By Chernor Alimamy Kamara
In the medium term, the Government is expecting inflation to drop to 23% by the end of 2024 and a further decline in 2025 and 2026, with a tight monetary policy stance, prudent fiscal policy, and anticipated moderation in global food and energy prices. Inflation currently stands at between 42% and 47%.
The Chairman of the National Council for Civic Education and Democracy (NaCCED), Kalilu I. Totangi alongside officials from the Ministry of Finance, gave an overview of the Citizen’s Guide to the National Budget for 2024 at the Ministry’s conference room on the 12th March, 2024. He said the economy was forecast to grow by 2.7 percent in 2023 largely due to the difficult global economic environment, combined with high food and energy prices.
Totangi recalled that the citizens' budget started way back in 2021 to enlighten the public about government expenditure. He said the budget looked at inflation, Gross Domestic Product (GDP), budget overview, and revenue mobilization measures.
The Guide titled “The Economy at a Glance” was centered on the budget theme of “restoring macroeconomic stability while protecting the poor and vulnerable”. It says inflationary pressures persisted throughout 2023, mainly on account of imported inflation, domestic food supply shocks, adjustments in fuel prices, and continuous depreciation of the exchange rate.
It highlighted that exports increased by 16.1 percent to US$ 659.2 million (six hundred and fifty-nine million dollars) during the first half of 2023 relative to the first half of 2022 of which mineral exports amounted to US$ 584.7 million (five hundred and eighty-four million dollars), with iron ore exports increasing by 54.7 percent to US$ 391.0 million (three hundred and ninety-one million dollars).
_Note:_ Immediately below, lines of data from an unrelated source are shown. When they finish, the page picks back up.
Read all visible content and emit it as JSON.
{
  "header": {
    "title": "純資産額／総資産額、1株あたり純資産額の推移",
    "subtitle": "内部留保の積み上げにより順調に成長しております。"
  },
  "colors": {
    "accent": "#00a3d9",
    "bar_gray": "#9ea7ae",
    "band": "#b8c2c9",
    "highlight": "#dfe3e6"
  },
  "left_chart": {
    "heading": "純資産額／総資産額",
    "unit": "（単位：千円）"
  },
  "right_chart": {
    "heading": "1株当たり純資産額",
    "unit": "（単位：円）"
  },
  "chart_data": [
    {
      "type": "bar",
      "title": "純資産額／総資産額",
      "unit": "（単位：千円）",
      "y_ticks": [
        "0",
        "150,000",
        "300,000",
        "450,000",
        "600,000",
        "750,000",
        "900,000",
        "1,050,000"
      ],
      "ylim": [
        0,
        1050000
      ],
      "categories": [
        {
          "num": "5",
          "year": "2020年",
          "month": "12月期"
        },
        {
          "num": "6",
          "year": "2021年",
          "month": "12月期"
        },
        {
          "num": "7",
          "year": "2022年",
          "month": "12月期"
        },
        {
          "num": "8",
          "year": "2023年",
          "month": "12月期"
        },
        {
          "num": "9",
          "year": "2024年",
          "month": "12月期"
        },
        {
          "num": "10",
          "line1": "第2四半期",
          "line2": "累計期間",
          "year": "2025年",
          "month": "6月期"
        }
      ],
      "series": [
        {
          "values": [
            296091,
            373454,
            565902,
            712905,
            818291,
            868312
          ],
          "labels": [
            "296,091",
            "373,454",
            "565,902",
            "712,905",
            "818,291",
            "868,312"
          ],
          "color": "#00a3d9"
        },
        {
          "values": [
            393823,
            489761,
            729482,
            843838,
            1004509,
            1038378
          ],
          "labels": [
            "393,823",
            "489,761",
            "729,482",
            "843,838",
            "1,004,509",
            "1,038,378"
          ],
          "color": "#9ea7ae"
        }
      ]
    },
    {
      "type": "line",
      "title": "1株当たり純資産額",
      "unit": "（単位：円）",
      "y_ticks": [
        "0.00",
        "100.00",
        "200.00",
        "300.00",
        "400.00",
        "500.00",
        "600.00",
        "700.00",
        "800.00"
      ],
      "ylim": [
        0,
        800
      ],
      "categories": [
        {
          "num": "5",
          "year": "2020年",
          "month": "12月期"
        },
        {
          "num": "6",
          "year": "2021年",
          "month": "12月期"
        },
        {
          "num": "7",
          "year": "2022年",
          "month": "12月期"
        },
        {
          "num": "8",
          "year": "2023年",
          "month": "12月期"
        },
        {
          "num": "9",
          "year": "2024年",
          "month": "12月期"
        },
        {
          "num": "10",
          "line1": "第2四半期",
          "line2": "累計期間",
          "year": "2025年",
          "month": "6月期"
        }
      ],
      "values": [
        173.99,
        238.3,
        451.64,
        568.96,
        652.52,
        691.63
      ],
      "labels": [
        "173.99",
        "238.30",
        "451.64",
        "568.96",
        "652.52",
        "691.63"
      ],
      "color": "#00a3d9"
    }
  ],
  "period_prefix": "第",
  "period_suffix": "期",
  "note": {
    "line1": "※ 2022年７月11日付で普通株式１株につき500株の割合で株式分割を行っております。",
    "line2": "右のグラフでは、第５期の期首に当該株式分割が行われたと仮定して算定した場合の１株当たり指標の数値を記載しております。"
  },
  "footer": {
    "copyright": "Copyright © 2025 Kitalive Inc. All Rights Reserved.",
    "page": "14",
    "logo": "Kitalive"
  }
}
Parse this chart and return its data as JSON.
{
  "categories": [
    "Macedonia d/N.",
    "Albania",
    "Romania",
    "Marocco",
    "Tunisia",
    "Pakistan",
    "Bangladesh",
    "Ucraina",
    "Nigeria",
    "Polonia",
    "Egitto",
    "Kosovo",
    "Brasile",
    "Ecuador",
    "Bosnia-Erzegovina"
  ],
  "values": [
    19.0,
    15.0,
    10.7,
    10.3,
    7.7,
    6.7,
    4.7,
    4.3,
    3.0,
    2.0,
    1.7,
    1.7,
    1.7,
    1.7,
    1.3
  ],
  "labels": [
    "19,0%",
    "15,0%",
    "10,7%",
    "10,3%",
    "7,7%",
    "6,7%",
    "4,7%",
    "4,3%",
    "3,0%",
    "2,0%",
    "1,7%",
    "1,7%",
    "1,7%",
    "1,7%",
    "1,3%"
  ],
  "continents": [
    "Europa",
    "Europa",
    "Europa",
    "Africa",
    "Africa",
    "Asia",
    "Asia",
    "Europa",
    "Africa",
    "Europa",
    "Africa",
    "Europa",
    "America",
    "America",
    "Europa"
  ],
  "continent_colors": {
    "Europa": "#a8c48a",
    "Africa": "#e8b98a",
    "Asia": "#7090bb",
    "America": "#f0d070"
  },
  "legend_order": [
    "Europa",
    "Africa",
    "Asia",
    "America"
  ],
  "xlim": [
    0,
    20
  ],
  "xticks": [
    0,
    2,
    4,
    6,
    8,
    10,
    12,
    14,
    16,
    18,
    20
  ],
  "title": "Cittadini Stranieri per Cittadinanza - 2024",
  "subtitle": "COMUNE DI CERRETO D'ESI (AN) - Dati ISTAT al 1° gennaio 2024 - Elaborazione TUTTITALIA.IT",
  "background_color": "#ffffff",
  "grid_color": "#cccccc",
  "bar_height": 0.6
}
Total import bill declined marginally by 0.4 percent to US$ 968.6 million (nine hundred and sixty-eight million dollars) in the first half of 2023 relative to the first half of 2022. The trade deficit narrowed to US$ 309.4 million (three hundred and nine million dollars) in the first half of 2022, reflecting mainly the strong growth in mineral exports.
The economic outlook is susceptible to several significant downside risks including spillovers from ongoing geo-political tensions, economic fragmentation, escalation of the Russia/Ukraine crisis, and continuous depreciation of the exchange rate, among others.
“There is an urgent need to strike an appropriate balance between revenue effort and expenditure management to reduce the budget deficit and Government borrowing from the banking system, thereby helping to arrest the rate of exchange rate depreciation and lower inflation’’, part of the guide reads.
It also says that “enhanced fiscal discipline will create the fiscal space needed to increase spending on Government priorities’’, and that “to achieve this balance requires deliberate efforts to intensify domestic revenue collection and prudently manage and control Government expenditure”.
In his statement, Financial Secretary (FS) Mathew Dingie noted that the citizen’s budget launched is the same budget that the Minister of Finance, Sheku Ahmed Fantamadi Bangura read in Parliament a few months ago. He said the budget is a technical document that he would like the press, District Budget Oversight Committees (DBOCs), and Non-State Actors (NSAs) to update the public about.
Finance Minister Sheku Fantamadi Bangura in his statement before launching the guide recalled that over the last two years, it has been challenging for Sierra Leone where development needs are very high in the midst of limited fiscal space, high vulnerability, and multiple external shocks.
He explained that the external environment has not been favorable as the recovery of the global economy is losing momentum due to the slowdown of the Chinese economy, disruptions of the energy and food markets caused by the Russia-Ukraine war, and the impact of tighter monetary policy to fight global inflation.
“The situation has been exacerbated by heightened geo-political tensions, economic fragmentation, and climate change risks,” he said.
He stated that the theme for the 2024 budget emanated against the backdrop of global economic uncertainty, high cost of living, and food insecurity.
Bangura assured Sierra Leoneans that the Government is implementing policies that will reset the economy and restore macroeconomic stability, raise significant revenues, implement structural and public reforms, expand digital and physical infrastructure, increase food production, promote exports, and protect the vulnerable and socially excluded.
He called on Sierra Leoneans to continue to strengthen their participation in budget planning, monitoring, and implementation as well as those related programmes both at local and national levels.